New Jersey's fair housing law adds protected classes beyond the federal baseline, similar to what neighboring states do. New York also extends state fair housing protections with additional categories, and Pennsylvania has its own Human Relations Act. Each state's list of protected classes is what the exam tests.
New Jersey's Law Against Discrimination adds protected classes beyond federal law including sexual orientation, gender identity, marital/domestic partnership status, and source of lawful income, the exam specifically tests these state-level additions.
Know the specific classes New Jersey adds beyond federal law, including sexual orientation, gender identity, marital and domestic partnership status, and source of lawful income, because the REC tests which classes are covered at the state level versus only the federal level.
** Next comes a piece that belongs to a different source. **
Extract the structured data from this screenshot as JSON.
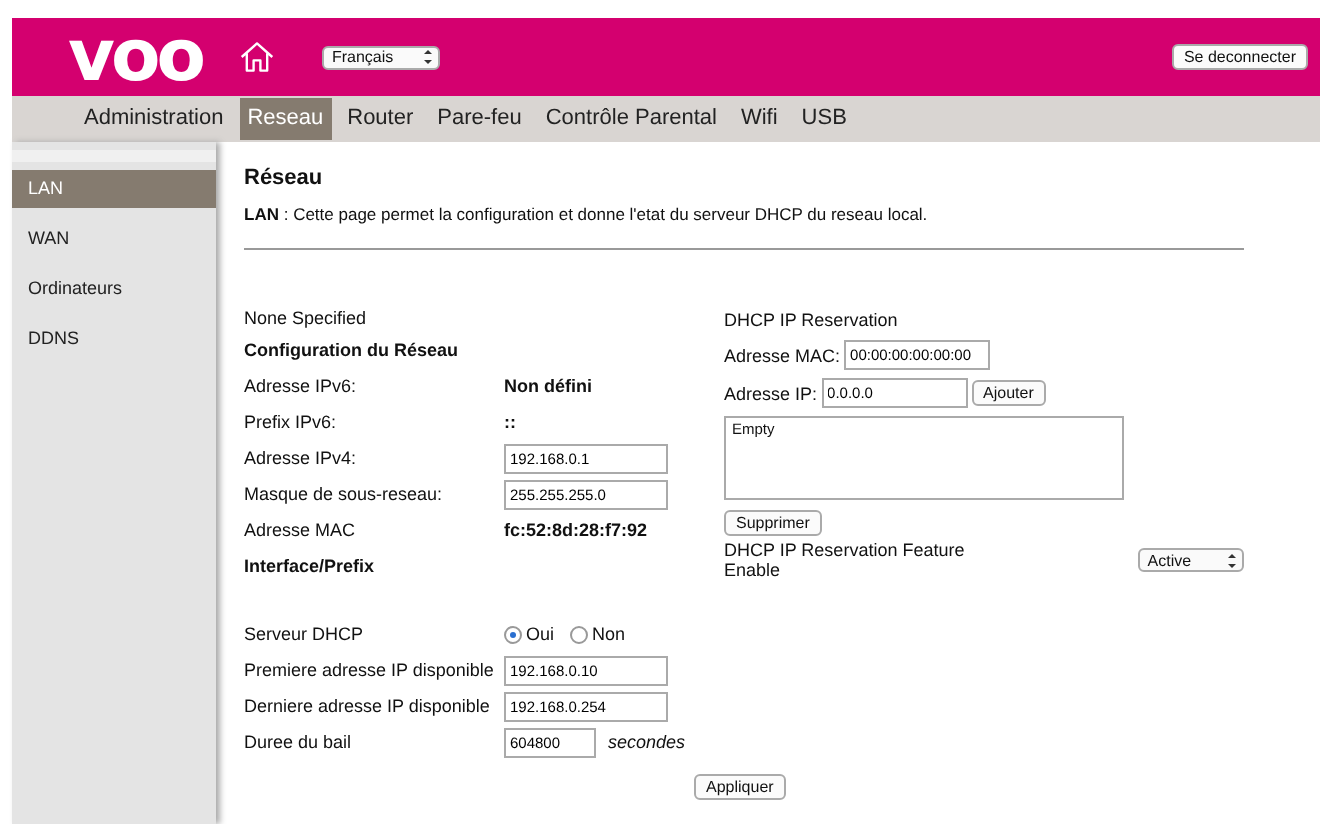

The New Jersey protected class additions are state-level expansions that appear on the exam in scenario questions. Candidates who study the federal Fair Housing Act exclusively won't recognize when a state-level class is the correct answer.
Sales Full Disclosure Act
New Jersey's PREDFDA requires developer registration before a single unit can be sold in a planned real estate development. Candidates who treat it as a standard seller disclosure law get the trigger, the timing, and the responsible party wrong. This is the kind of detail the exam loves, and most prep courses skip it.
The Planned Real Estate Development Full Disclosure Act requires developers to register an offering plan with DCA before selling a single unit, students confuse this with standard seller disclosures.
Know that PREDFDA applies to developers registering with the DCA before any sales activity, that it is distinct from the seller disclosure obligations individual owners owe, and what a buyer can do if the registration was not completed.
The PREDFDA is a New Jersey-specific developer registration law that operates at a different level than residential seller disclosures. Candidates who conflate the two will answer questions about planned developments incorrectly every time.
About the Author
MJ Kim is a licensed real estate professional in California with 8 years in real estate education. A UCLA grad originally from New York, MJ brings a detail-oriented, legally sharp perspective to exam prep and she will make sure you know the statute, not just the summary.